West Garden – Castle Caldwell


The original Castle Caldwell, Co. Fermanagh, Ireland



Hortus Praetorius
There was a time before this year’s Great English Monsoon (aka summer) when the West Garden at Castle Caldwell was a temple to Floribunda. However, the weather this year has been dreadful with June the dullest and wettest on record. Weather forecasts contain the key phrase “a month’s rain will fall in 24 hours” and at the end they broadcast the public service announcement “if you have been affected by the issues in this weather forecast, help is available ………”

Indeed according to Thames Water, our rapacious German owned water company which leaks like Whitehall and has trousered £5 Bn profits from its ill gotten monopoly since privitisation, during this time we have been experiencing a drought. I can only observe more people have died from drowning during this drought than all previous recorded droughts.



In the past, each June the garden would be an explosion of colour as roses bloomed, lilies jumped towards the sky and clematis entwined trellises. It would be filled with fragrance, butterflies greeting the salvia and bees the catmint. Alas, this wet summer and strange winters has made these halcyon days a distant memory.




For the garden as it used to be, see;

http://daithaic.blogspot.co.uk/2008/06/blooming-june.html

After last winter with the warm wet summer and mild winter it all got just impossible having to cut back the growth at the end of the season and we also had a dead tree and very little colour left in the garden. We also had a proliferation of weeds which were getting impossible to control because of the clutter.
Mr Squirrel at Breakfast




The deck and pergola

The pot garden on a pebble base


So I decided on a drastic change, had all the beds cleared out and turfed over. We then constructed two squares at the back of the garden (which gets the sun in the evening) - one a deck and pergola to use as an outdoor dining area and the other a gravelled area centred around the bird table where we have cleared all the pots off the patio and added some extra to make a display. 



We have also put two large bamboos in the corners to frame the view. The bottom line is the only things left planted in the ground is the grass and a single conifer! It is still a work in progress - table and chairs for the deck have still to arrive and grass has still to regrow - it is subject to intensive TLC by the Head Gardener or Hortus Praetorius as he is called at Castle Caldwell.

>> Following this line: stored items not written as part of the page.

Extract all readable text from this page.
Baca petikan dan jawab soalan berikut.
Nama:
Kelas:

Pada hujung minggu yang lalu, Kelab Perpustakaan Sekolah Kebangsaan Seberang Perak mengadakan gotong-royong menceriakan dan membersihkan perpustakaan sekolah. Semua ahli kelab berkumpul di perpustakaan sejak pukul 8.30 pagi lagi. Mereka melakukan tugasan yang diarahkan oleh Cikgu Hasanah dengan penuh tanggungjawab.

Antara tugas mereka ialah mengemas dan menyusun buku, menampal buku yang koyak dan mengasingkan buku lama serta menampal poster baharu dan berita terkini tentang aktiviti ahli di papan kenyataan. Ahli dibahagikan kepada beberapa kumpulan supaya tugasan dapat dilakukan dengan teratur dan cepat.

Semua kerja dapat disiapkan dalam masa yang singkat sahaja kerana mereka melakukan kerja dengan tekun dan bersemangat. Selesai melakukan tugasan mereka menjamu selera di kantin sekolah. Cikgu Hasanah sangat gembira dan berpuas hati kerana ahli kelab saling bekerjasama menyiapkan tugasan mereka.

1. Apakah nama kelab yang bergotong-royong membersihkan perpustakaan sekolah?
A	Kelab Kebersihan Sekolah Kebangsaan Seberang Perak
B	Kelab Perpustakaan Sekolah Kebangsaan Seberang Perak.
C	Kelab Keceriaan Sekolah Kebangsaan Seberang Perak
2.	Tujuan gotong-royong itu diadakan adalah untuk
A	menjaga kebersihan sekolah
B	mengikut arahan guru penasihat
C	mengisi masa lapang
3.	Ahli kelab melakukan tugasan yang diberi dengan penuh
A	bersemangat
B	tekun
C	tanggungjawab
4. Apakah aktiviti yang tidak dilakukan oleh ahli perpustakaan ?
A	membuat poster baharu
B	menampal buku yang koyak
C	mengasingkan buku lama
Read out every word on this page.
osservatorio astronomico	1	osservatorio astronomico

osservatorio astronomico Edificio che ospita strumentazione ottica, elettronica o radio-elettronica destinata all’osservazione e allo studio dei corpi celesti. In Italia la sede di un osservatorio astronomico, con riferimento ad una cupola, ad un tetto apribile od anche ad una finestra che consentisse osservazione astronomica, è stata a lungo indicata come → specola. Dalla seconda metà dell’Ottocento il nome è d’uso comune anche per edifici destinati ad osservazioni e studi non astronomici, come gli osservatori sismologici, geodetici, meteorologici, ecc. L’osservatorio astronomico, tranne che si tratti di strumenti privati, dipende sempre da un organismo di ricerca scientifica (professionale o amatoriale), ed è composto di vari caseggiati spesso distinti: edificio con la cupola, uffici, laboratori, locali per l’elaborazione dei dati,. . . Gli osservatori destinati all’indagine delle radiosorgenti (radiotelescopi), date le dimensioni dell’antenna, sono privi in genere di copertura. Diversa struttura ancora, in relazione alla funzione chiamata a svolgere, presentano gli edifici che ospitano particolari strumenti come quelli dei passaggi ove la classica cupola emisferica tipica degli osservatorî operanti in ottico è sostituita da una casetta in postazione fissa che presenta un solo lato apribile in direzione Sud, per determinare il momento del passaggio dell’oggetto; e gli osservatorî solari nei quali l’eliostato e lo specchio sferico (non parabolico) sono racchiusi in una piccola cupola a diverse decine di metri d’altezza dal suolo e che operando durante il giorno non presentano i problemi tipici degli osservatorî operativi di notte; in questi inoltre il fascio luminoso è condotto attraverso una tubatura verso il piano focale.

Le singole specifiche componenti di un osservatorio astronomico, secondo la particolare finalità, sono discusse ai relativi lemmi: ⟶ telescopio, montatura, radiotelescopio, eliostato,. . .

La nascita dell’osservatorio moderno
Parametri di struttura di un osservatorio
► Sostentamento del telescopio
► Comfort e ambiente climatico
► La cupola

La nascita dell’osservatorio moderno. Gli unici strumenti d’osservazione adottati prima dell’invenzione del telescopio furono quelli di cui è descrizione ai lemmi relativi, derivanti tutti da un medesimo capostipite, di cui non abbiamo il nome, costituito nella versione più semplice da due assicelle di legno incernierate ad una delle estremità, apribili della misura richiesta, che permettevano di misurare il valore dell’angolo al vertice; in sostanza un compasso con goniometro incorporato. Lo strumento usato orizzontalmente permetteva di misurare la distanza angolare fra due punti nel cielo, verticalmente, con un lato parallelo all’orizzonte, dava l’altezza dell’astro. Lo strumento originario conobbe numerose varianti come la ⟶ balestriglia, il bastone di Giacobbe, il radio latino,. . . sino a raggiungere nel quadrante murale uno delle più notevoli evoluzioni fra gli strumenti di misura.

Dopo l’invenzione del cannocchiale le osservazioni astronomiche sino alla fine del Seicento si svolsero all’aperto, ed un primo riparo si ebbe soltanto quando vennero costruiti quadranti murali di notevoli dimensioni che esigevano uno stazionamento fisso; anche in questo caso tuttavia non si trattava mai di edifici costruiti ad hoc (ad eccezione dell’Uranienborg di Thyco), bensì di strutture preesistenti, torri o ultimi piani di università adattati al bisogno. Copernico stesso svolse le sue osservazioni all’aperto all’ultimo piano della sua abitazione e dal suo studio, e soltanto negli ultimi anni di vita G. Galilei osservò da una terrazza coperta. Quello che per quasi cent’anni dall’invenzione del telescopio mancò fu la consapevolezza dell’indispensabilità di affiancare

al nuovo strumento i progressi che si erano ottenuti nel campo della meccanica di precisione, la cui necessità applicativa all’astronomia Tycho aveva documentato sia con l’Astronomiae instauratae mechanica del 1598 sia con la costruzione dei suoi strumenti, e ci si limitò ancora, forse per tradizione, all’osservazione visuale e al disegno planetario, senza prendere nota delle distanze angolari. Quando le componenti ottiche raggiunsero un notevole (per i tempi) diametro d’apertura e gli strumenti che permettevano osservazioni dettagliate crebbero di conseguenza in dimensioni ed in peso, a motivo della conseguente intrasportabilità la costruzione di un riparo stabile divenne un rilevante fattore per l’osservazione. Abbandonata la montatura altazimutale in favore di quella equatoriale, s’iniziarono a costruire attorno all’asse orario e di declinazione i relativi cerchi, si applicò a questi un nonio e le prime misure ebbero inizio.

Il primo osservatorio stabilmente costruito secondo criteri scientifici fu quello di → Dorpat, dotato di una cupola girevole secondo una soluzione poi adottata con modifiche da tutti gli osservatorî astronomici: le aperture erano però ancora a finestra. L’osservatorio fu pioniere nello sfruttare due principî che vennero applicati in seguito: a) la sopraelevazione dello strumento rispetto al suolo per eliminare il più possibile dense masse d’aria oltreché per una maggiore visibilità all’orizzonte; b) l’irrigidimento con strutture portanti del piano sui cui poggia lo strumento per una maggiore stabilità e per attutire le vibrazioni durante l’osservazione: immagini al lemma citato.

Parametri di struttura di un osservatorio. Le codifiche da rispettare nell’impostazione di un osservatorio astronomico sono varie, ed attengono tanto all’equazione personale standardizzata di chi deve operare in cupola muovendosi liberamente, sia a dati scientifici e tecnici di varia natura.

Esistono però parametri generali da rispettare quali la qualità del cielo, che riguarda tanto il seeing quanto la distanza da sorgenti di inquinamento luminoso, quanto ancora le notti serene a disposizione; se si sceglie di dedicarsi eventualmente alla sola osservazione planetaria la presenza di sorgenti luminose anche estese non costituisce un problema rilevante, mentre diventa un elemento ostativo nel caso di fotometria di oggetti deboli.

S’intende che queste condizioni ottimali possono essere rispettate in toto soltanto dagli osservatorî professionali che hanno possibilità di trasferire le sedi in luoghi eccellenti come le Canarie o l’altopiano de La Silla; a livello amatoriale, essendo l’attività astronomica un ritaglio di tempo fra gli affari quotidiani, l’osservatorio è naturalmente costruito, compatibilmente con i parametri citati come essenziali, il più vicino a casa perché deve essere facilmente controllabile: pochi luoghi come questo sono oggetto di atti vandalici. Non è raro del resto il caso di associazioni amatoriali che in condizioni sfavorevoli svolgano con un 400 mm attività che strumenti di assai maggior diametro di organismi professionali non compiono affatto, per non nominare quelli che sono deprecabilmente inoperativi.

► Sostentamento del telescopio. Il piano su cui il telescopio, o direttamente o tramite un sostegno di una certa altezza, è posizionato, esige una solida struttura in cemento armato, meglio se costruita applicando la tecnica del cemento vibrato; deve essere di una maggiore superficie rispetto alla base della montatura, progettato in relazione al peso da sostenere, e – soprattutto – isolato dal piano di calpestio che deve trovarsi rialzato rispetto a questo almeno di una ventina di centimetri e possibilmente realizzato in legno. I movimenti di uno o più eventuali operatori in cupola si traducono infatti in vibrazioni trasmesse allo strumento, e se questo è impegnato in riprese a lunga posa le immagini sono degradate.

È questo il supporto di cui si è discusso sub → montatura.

I have perhaps over- reacted to being fed up with the wilderness that passed for a garden. When we bought the house it was already landscaped and we kept adding things so it got cluttered and there were clematis, roses, honeysuckle on trellises on the fences which made 
them impossible to paint. I cleared off the patio by removing the pots and compost bin (it's now behind the shed) and built the arbour to act as a quiet area to read the paper and installed a water butt (The Great Butt of Castle Caldwell) with an interceptor on the down pipe to save water. As our water supply from said rapacious German owned monopoly is metered I note with some satisfaction it holds the equivalent of 40 watering cans. Out front everything was cleared out leaving only the cherry tree and the border hedge. There is a clean look to it all with plum coloured slate chippings laid over a membrane and just two hardy date palms in rather nice glazed pots to give a structured effect. Other than that there are two box trees by the front door and a hanging basket (actually on a rigid bracket) to give some visual interest and composition.


The front


The patio and arbour with The Great Butt of Castle Caldwell on the left
There you have it, a reduced garden we might actually use (when summer arrives!!!!) which is low maintenance and won't need to be added to or cleared out each year. We will miss our old garden but, as is common in broken relationships, it had stopped speaking to us some time ago. Blooming June is a fond but distant memory.